For what it's worth, I was involved in a study that analyzed the performance of several consumer and enterprise products' performance for reporting and forecasting light rain specifically in the Bay Area, and Dark Sky was indistinguishable from other data products that very obviously used raw, unprocessed NEXRAD data.


That's great context, thank you.

I think my only response is that my bar for "incredibly accurate" has gotten very, very low, given the performance here where I'm living now.

I obviously haven't done any kind of quantitative analysis, but I wouldn't be surprised to find it's genuinely worse than a coin toss.

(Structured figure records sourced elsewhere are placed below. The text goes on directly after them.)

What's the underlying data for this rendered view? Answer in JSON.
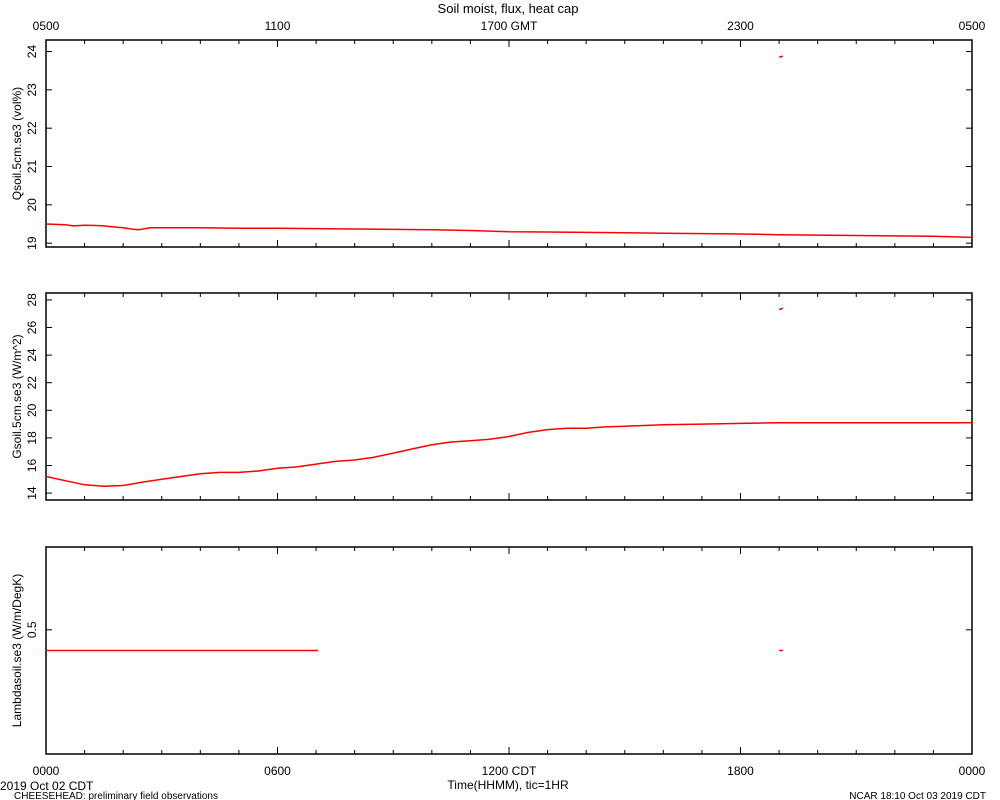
{
  "chart_data": {
    "type": "line",
    "title": "Soil moist, flux, heat cap",
    "top_axis": {
      "label": "GMT",
      "ticks": [
        "0500",
        "1100",
        "1700 GMT",
        "2300",
        "0500"
      ]
    },
    "bottom_axis": {
      "ticks": [
        "0000",
        "0600",
        "1200 CDT",
        "1800",
        "0000"
      ],
      "xlabel": "Time(HHMM), tic=1HR",
      "range_hours": [
        0,
        24
      ]
    },
    "panels": [
      {
        "ylabel": "Qsoil.5cm.se3 (vol%)",
        "ylim": [
          18.9,
          24.3
        ],
        "yticks": [
          19,
          20,
          21,
          22,
          23,
          24
        ],
        "series": [
          {
            "color": "#ff0000",
            "segments": [
              [
                [
                  0.0,
                  19.5
                ],
                [
                  0.5,
                  19.48
                ],
                [
                  0.7,
                  19.45
                ],
                [
                  1.0,
                  19.47
                ],
                [
                  1.3,
                  19.46
                ],
                [
                  1.5,
                  19.45
                ],
                [
                  1.8,
                  19.42
                ],
                [
                  2.0,
                  19.4
                ],
                [
                  2.2,
                  19.37
                ],
                [
                  2.4,
                  19.35
                ],
                [
                  2.7,
                  19.4
                ],
                [
                  3.0,
                  19.4
                ],
                [
                  4.0,
                  19.4
                ],
                [
                  5.0,
                  19.39
                ],
                [
                  6.0,
                  19.39
                ],
                [
                  7.0,
                  19.38
                ],
                [
                  8.0,
                  19.37
                ],
                [
                  9.0,
                  19.36
                ],
                [
                  10.0,
                  19.35
                ],
                [
                  10.5,
                  19.34
                ],
                [
                  11.0,
                  19.33
                ],
                [
                  12.0,
                  19.3
                ],
                [
                  13.0,
                  19.29
                ],
                [
                  14.0,
                  19.28
                ],
                [
                  15.0,
                  19.27
                ],
                [
                  16.0,
                  19.26
                ],
                [
                  17.0,
                  19.25
                ],
                [
                  18.0,
                  19.24
                ],
                [
                  19.0,
                  19.22
                ],
                [
                  20.0,
                  19.21
                ],
                [
                  21.0,
                  19.2
                ],
                [
                  22.0,
                  19.19
                ],
                [
                  23.0,
                  19.18
                ],
                [
                  24.0,
                  19.15
                ]
              ],
              [
                [
                  19.0,
                  23.85
                ],
                [
                  19.1,
                  23.88
                ]
              ]
            ]
          }
        ]
      },
      {
        "ylabel": "Gsoil.5cm.se3 (W/m^2)",
        "ylim": [
          13.5,
          28.5
        ],
        "yticks": [
          14,
          16,
          18,
          20,
          22,
          24,
          26,
          28
        ],
        "series": [
          {
            "color": "#ff0000",
            "segments": [
              [
                [
                  0.0,
                  15.2
                ],
                [
                  0.5,
                  14.9
                ],
                [
                  1.0,
                  14.6
                ],
                [
                  1.5,
                  14.5
                ],
                [
                  2.0,
                  14.55
                ],
                [
                  2.5,
                  14.8
                ],
                [
                  3.0,
                  15.0
                ],
                [
                  3.5,
                  15.2
                ],
                [
                  4.0,
                  15.4
                ],
                [
                  4.5,
                  15.5
                ],
                [
                  5.0,
                  15.5
                ],
                [
                  5.5,
                  15.6
                ],
                [
                  6.0,
                  15.8
                ],
                [
                  6.5,
                  15.9
                ],
                [
                  7.0,
                  16.1
                ],
                [
                  7.5,
                  16.3
                ],
                [
                  8.0,
                  16.4
                ],
                [
                  8.5,
                  16.6
                ],
                [
                  9.0,
                  16.9
                ],
                [
                  9.5,
                  17.2
                ],
                [
                  10.0,
                  17.5
                ],
                [
                  10.5,
                  17.7
                ],
                [
                  11.0,
                  17.8
                ],
                [
                  11.5,
                  17.9
                ],
                [
                  12.0,
                  18.1
                ],
                [
                  12.5,
                  18.4
                ],
                [
                  13.0,
                  18.6
                ],
                [
                  13.5,
                  18.7
                ],
                [
                  14.0,
                  18.7
                ],
                [
                  14.5,
                  18.8
                ],
                [
                  15.0,
                  18.85
                ],
                [
                  15.5,
                  18.9
                ],
                [
                  16.0,
                  18.95
                ],
                [
                  17.0,
                  19.0
                ],
                [
                  18.0,
                  19.05
                ],
                [
                  19.0,
                  19.1
                ],
                [
                  20.0,
                  19.1
                ],
                [
                  21.0,
                  19.1
                ],
                [
                  22.0,
                  19.1
                ],
                [
                  23.0,
                  19.1
                ],
                [
                  24.0,
                  19.1
                ]
              ],
              [
                [
                  19.0,
                  27.3
                ],
                [
                  19.1,
                  27.4
                ]
              ]
            ]
          }
        ]
      },
      {
        "ylabel": "Lambdasoil.se3 (W/m/DegK)",
        "ylim": [
          0.2,
          0.7
        ],
        "yticks": [
          0.5
        ],
        "series": [
          {
            "color": "#ff0000",
            "segments": [
              [
                [
                  0.0,
                  0.45
                ],
                [
                  7.05,
                  0.45
                ]
              ],
              [
                [
                  19.0,
                  0.45
                ],
                [
                  19.1,
                  0.45
                ]
              ]
            ]
          }
        ]
      }
    ]
  },
  "footer": {
    "left_date": "2019 Oct 02 CDT",
    "left_note": "CHEESEHEAD: preliminary field observations",
    "right_note": "NCAR 18:10 Oct 03 2019 CDT"
  }
}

Oh, I should add that I was living in East Bay closer to Walnut Creek for much of my time there. If I understand your point about the radar coverage correctly, I expect the Oakland hills topology would interact with that limitation somehow?


I'm pretty sure KMUX is fully unobstructed (no beam blockage) at the lowest scan elevation, but I don't have a graphic or source at my fingertips to confirm that. I don't recall any difference in quality between East Bay and interior up through Walnut Creek and the SF / Golden Gate peninsulas.


It screwed Android users over though, no?